A beginner's guide to building healthy muscles—and lengthening your life.
A few years ago I traveled to four "blue zones," storied places around the globe where people commonly live to be 100 or more. I wanted to discover what these people were doing right, so my first stop was the healthiest blue zone on Earth: the Nicoya Peninsula, a region in Costa Rica that's home to hundreds of centenarians. Deep in the rainforest, I was amazed by the physicality of the Nicoyans' daily life. I watched women make tortillas from scratch, and men as old as 99 weed their cornfields with machetes. All this built-in exercise prevents them from becoming frail.
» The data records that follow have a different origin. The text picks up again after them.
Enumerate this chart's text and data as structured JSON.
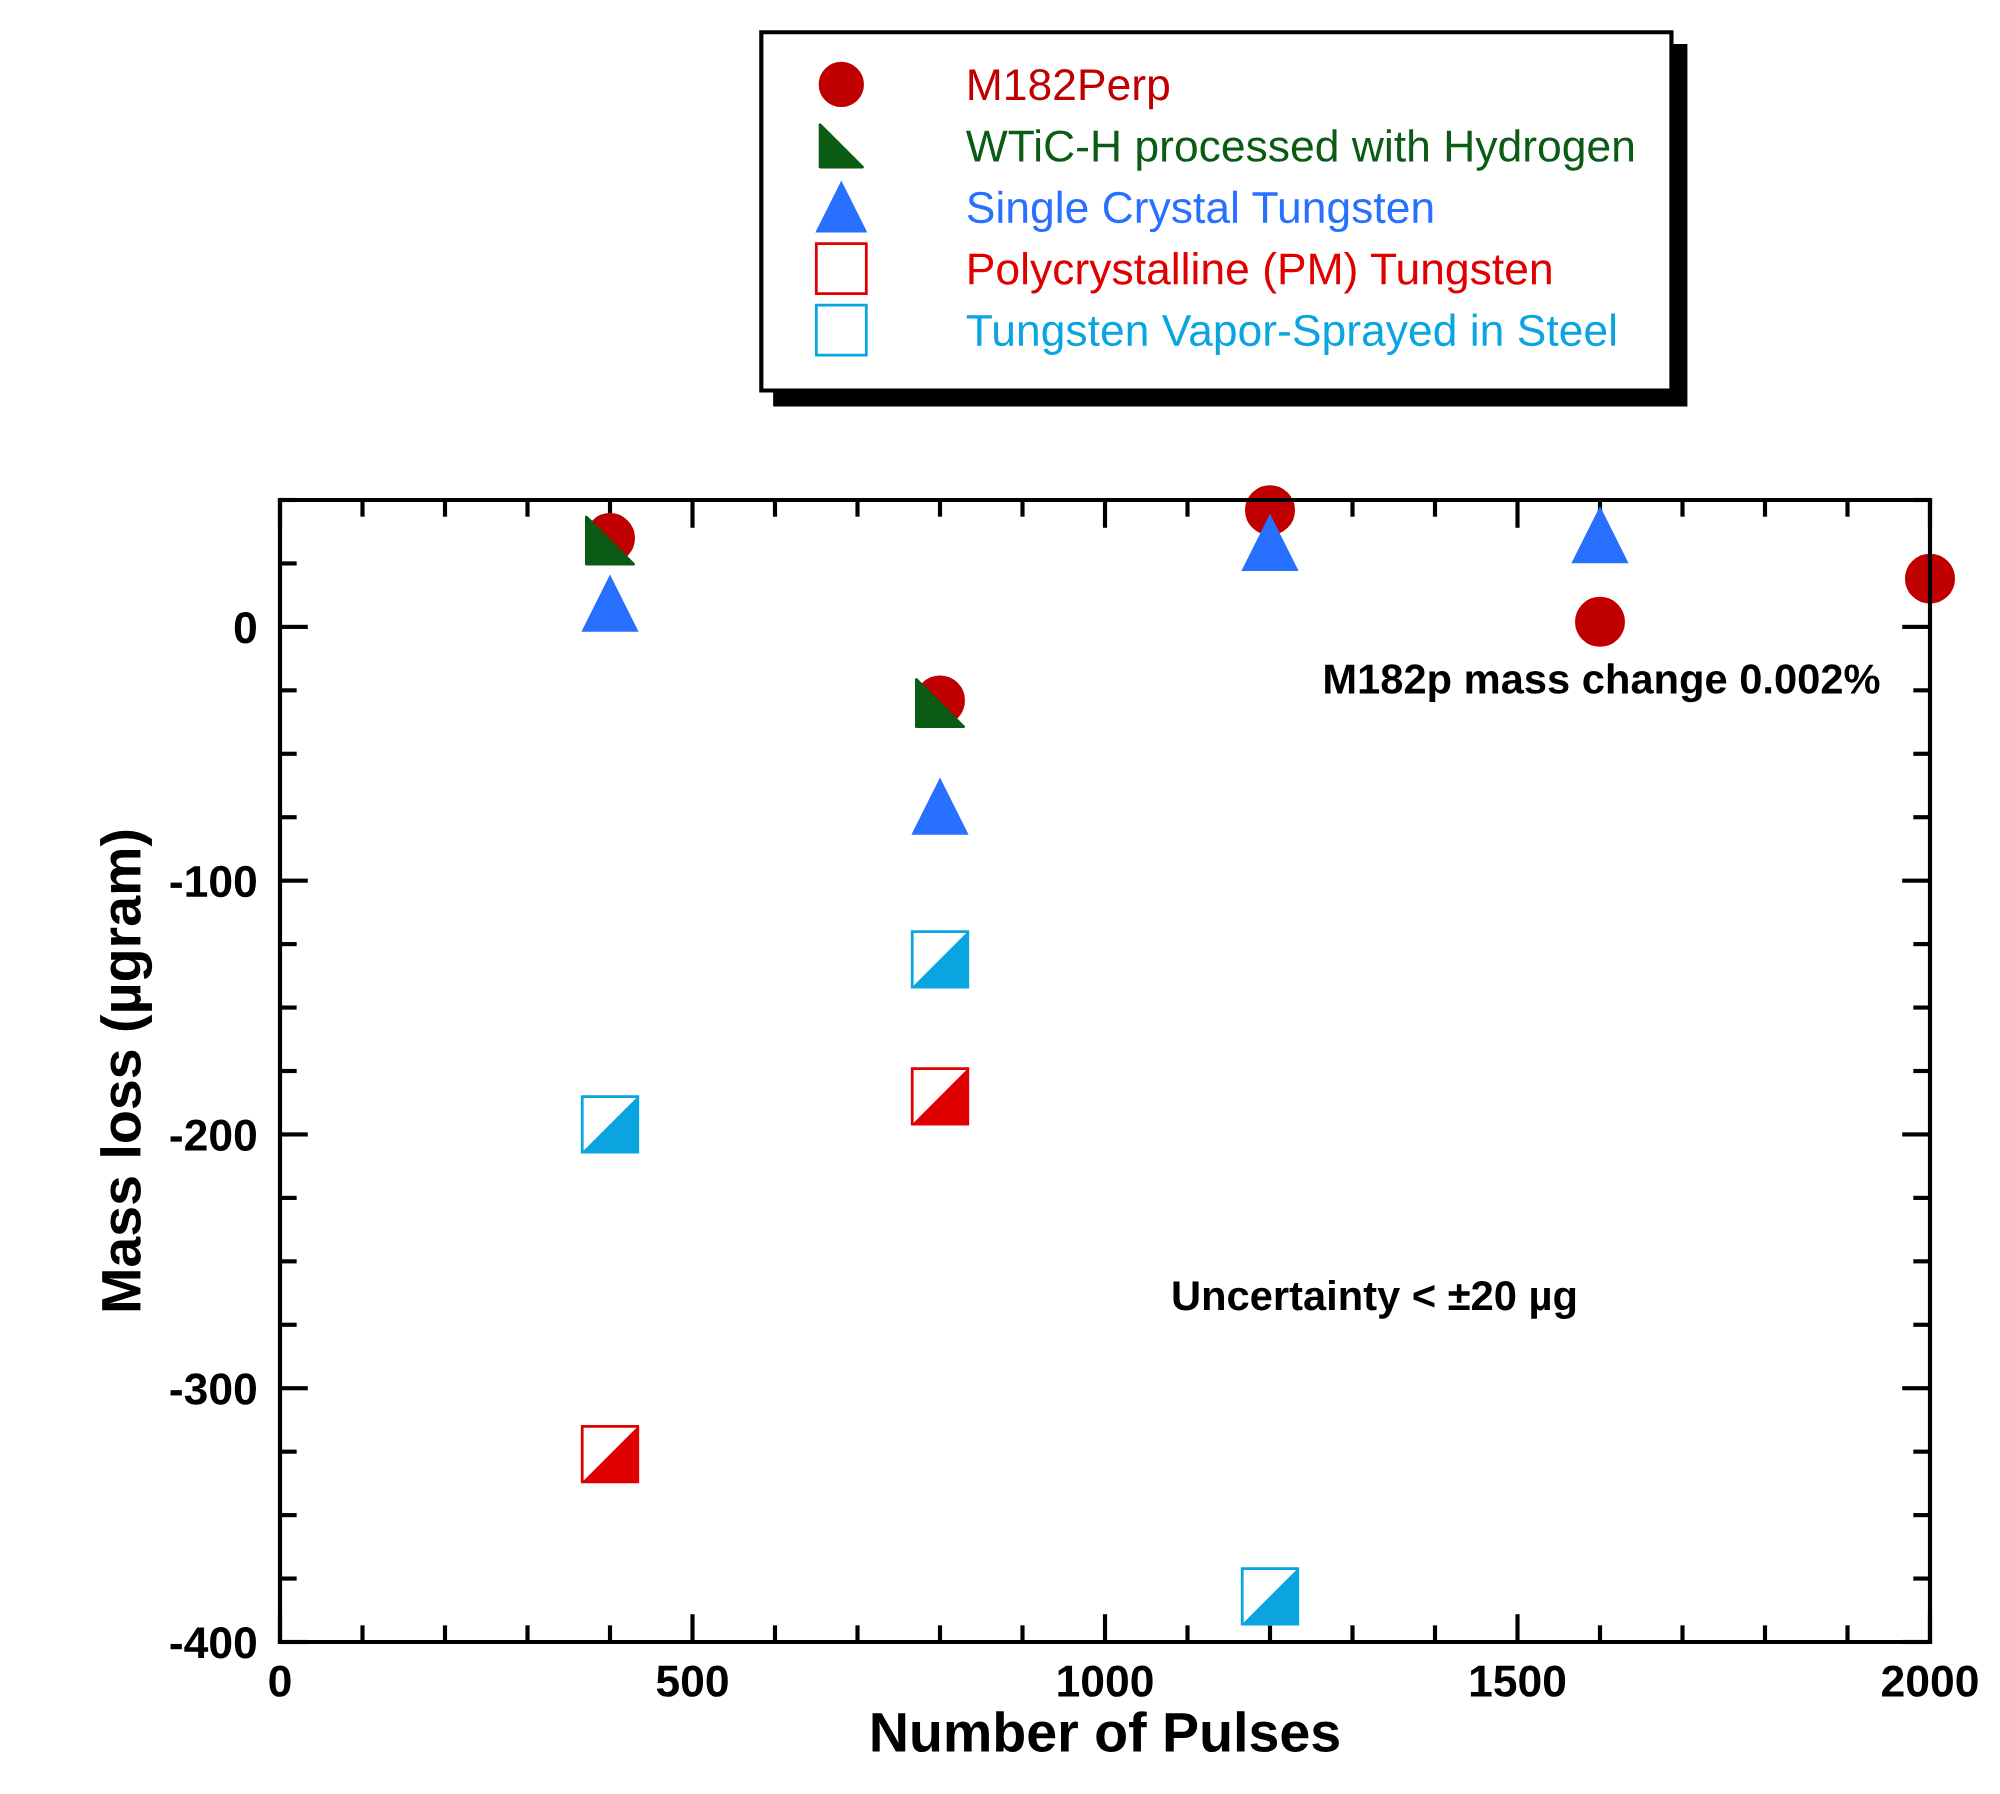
{
  "chart_data": {
    "type": "scatter",
    "xlabel": "Number of Pulses",
    "ylabel": "Mass loss (µgram)",
    "xlim": [
      0,
      2000
    ],
    "xticks": [
      0,
      500,
      1000,
      1500,
      2000
    ],
    "ylim": [
      -400,
      50
    ],
    "yticks": [
      -400,
      -300,
      -200,
      -100,
      0
    ],
    "grid": false,
    "legend": "top",
    "annotations": [
      "M182p mass change 0.002%",
      "Uncertainty < ±20 µg"
    ],
    "series": [
      {
        "name": "M182Perp",
        "color": "#c00000",
        "marker": "circle",
        "x": [
          400,
          800,
          1200,
          1600,
          2000
        ],
        "values": [
          35,
          -29,
          46,
          2,
          19
        ]
      },
      {
        "name": "WTiC-H processed with Hydrogen",
        "color": "#0a5c14",
        "marker": "triangle",
        "x": [
          400,
          800
        ],
        "values": [
          34,
          -30
        ]
      },
      {
        "name": "Single Crystal Tungsten",
        "color": "#2870ff",
        "marker": "triangle",
        "x": [
          400,
          800,
          1200,
          1600
        ],
        "values": [
          9,
          -71,
          33,
          36
        ]
      },
      {
        "name": "Polycrystalline (PM) Tungsten",
        "color": "#e00000",
        "marker": "square",
        "x": [
          400,
          800
        ],
        "values": [
          -326,
          -185
        ]
      },
      {
        "name": "Tungsten Vapor-Sprayed in Steel",
        "color": "#0aa5e0",
        "marker": "square",
        "x": [
          400,
          800,
          1200
        ],
        "values": [
          -196,
          -131,
          -382
        ]
      }
    ]
  }
}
1. It boosts your metabolism.
In the United States, frailty is a top killer. It's associated with cancer and heart disease, and it leads to falls—the number one cause of injury-related death among people 65 and over. But my round-the-world trip showed me, vividly, that there is an alternative. In fact, researchers have recently discovered more of the precise benefits of building muscle—benefits for our bones, our joints, even our brains. I'm going to show you how to begin strength training to give yourself a longer, richer life. But first, seven reasons to start building muscle today:
A pound of muscle burns about six calories a day, while a pound of fat burns just two. So the more muscle you have, the faster you metabolize energy—around the clock.
2. It'll keep you young.
Starting around age 40, we lose about a half pound of muscle mass every year, and unfortunately, we tend to replace it with fat. Resistance training can counteract age-related muscle loss, keeping your weight down and making you feel (and look) years younger.
3. It's an excellent way to burn fat.
A recent study conducted at the University of New South Wales found that high-intensity intermittent exercise (like strength training) may be better for reducing both belly and under-the-skin fat than steady-state exercise (like jogging). This might be because beta oxidation—the process that breaks down fatty acids—increases during the recovery periods between activity.
4. It reduces arthritis pain.
This is true especially for your knees and back, in part because strong muscles help support and protect your joints and because building muscle promotes weight loss, which reduces pressure on your joints.
5. It keeps your mind sharp.
In 2010 researchers from the University of British Columbia reported that women between 65 and 75 who did resistance training once a week for a year improved their cognitive abilities by 12.6 percent. (The control group regressed slightly.) Lead study author Teresa Liu-Ambrose, PhD, has speculated that this may be because resistance training (like all exercise) improves blood flow to the brain, and also requires the brain to build new circuitry as you master new moves.
6. It strengthens your bones.
Researchers think weight-bearing exercise may induce biochemical changes that improve the body's ability to form bone tissue. A study of more than 61,000 postmenopausal women found that this kind of activity can slash a person's risk of hip fracture by 41 percent.
7. It helps control blood sugar.
In patients at high risk for diabetes, resistance training can decrease blood sugar levels by about 15 points—an enormous improvement. During exercise, the body metabolizes excess glucose for fuel.